2 boneless, skinless chicken breasts

2 tablespoons olive oil

1 tablespoon lemon juice

1 teaspoon dried oregano

½ teaspoon garlic powder

½ teaspoon salt

¼ teaspoon black pepper

For the Salad:

8 oz rotini or penne pasta (or any short pasta)

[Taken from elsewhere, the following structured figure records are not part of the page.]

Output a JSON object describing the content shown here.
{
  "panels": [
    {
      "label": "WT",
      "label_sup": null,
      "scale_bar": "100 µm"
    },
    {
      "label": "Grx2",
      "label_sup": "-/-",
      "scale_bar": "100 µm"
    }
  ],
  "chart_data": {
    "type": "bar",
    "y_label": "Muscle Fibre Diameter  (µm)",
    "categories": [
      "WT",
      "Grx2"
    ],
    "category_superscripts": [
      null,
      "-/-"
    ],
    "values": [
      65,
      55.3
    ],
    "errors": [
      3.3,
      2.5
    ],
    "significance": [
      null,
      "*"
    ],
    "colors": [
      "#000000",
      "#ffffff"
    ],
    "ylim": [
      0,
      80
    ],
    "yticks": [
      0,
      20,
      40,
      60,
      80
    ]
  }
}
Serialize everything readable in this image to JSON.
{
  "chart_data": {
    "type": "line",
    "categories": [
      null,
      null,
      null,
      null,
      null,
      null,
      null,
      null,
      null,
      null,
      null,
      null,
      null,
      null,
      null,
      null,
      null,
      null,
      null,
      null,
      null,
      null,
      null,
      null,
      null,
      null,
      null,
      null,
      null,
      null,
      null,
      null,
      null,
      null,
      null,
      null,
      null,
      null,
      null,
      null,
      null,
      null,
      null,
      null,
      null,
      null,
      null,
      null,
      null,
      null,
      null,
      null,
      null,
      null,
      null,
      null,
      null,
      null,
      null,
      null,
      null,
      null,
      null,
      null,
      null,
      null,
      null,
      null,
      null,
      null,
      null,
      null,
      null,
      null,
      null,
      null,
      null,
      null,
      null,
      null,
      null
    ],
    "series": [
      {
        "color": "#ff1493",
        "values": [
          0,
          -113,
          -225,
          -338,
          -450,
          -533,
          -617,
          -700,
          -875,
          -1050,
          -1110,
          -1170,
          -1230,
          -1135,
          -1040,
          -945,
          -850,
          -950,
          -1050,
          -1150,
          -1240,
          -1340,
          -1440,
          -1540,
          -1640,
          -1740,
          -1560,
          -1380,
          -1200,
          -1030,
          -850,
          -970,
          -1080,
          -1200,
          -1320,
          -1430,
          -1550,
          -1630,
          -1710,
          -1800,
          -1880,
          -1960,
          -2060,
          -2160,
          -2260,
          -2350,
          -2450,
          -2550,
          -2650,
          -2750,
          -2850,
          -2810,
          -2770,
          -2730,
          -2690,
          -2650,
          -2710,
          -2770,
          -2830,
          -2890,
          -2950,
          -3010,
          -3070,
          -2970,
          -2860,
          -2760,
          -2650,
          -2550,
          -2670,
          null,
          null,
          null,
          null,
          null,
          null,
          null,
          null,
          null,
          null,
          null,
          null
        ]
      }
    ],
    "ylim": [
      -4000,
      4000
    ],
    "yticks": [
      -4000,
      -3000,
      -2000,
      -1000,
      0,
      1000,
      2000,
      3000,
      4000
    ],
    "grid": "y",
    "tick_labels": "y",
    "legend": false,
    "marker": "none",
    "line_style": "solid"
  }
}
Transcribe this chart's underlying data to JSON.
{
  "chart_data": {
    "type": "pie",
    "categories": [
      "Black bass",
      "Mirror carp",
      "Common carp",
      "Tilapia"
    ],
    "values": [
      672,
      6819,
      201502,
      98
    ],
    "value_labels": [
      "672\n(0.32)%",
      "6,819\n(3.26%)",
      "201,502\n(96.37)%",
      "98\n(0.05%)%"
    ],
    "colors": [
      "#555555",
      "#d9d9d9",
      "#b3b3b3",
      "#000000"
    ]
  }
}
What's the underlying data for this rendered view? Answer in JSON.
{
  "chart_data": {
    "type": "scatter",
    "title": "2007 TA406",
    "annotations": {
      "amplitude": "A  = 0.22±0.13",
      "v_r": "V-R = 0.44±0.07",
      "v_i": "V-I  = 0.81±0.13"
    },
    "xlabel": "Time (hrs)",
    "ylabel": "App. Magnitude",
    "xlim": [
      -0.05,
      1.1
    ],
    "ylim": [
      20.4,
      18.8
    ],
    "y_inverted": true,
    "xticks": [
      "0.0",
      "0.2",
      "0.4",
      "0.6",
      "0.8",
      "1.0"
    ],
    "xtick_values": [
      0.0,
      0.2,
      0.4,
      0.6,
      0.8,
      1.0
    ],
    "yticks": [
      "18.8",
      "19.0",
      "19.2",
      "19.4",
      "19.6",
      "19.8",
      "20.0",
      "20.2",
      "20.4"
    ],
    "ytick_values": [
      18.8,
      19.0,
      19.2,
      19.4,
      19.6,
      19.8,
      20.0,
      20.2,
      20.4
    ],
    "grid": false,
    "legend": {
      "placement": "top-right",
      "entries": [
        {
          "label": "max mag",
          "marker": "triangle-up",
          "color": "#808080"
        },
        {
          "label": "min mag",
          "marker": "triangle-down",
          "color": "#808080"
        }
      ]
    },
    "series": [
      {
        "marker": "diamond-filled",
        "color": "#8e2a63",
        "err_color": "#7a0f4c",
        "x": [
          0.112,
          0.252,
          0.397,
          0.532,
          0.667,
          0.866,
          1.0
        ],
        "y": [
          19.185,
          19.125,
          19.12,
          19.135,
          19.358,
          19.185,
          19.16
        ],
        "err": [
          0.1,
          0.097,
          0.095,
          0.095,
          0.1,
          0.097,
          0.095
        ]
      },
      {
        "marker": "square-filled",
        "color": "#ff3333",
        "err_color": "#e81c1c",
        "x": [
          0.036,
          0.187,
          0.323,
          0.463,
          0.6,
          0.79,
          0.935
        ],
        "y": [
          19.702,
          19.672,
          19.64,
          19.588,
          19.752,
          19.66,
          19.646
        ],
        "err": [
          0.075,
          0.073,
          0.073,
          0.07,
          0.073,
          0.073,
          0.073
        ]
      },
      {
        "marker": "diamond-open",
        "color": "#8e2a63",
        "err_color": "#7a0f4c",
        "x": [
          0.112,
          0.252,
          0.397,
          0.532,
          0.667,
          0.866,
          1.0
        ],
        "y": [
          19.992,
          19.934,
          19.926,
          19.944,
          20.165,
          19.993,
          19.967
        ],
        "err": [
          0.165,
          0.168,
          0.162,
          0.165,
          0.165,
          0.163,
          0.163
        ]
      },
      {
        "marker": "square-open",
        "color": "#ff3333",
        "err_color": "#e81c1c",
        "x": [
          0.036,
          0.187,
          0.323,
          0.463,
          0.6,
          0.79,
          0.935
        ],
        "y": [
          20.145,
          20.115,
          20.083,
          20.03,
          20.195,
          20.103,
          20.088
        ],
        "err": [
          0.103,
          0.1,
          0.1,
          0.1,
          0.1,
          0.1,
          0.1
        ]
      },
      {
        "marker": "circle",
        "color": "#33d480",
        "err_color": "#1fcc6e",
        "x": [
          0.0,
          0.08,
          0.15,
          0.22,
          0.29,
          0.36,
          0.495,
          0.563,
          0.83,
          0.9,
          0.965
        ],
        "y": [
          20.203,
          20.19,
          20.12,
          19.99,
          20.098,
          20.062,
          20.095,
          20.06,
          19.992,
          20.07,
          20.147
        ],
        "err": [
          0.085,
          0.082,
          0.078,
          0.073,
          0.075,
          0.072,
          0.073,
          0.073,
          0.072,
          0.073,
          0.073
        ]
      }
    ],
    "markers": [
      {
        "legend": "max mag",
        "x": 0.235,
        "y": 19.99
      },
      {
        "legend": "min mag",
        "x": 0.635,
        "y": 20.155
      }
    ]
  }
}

1 cup cherry tomatoes, halved

1 cup cucumber, diced

½ cup red onion, thinly sliced

½ cup kalamata olives, halved

½ cup feta cheese, crumbled

¼ cup fresh parsley, chopped

For the Dressing:

¼ cup extra virgin olive oil

2 tablespoons red wine vinegar

1 tablespoon lemon juice

1 teaspoon Dijon mustard

1 teaspoon dried oregano

1 clove garlic, minced

½ teaspoon salt

¼ teaspoon black pepper

Instructions

1. Cook the Chicken

  1. In a bowl, mix olive oil, lemon juice, oregano, garlic powder, salt, and pepper.
  2. Coat the chicken in the marinade and let sit for 15-30 minutes (or up to overnight).
  3. Grill or pan-sear over medium-high heat for 5-6 minutes per side, until the internal temperature reaches 165°F.
  4. Let rest for 5 minutes, then dice or slice.

2. Cook the Pasta

  1. Cook pasta according to package instructions until al dente.
  2. Drain and rinse under cold water to stop cooking.

3. Make the Dressing

  1. In a small jar or bowl, whisk together olive oil, red wine vinegar, lemon juice, Dijon mustard, oregano, garlic, salt, and pepper.

4. Assemble the Salad

  1. In a large bowl, combine pasta, cherry tomatoes, cucumber, red onion, kalamata olives, feta, and parsley.
  2. Add the grilled chicken.
  3. Pour the dressing over the salad and toss to coat.

5. Serve & Enjoy!

  • Serve immediately or chill for 30 minutes to let the flavors meld.

Notes

  • Want a vegetarian version? Swap chicken for chickpeas or grilled tofu.
  • Make it creamy! Add ¼ cup Greek yogurt to the dressing.
  • Perfect for meal prep! Store in an airtight container for up to 4 days.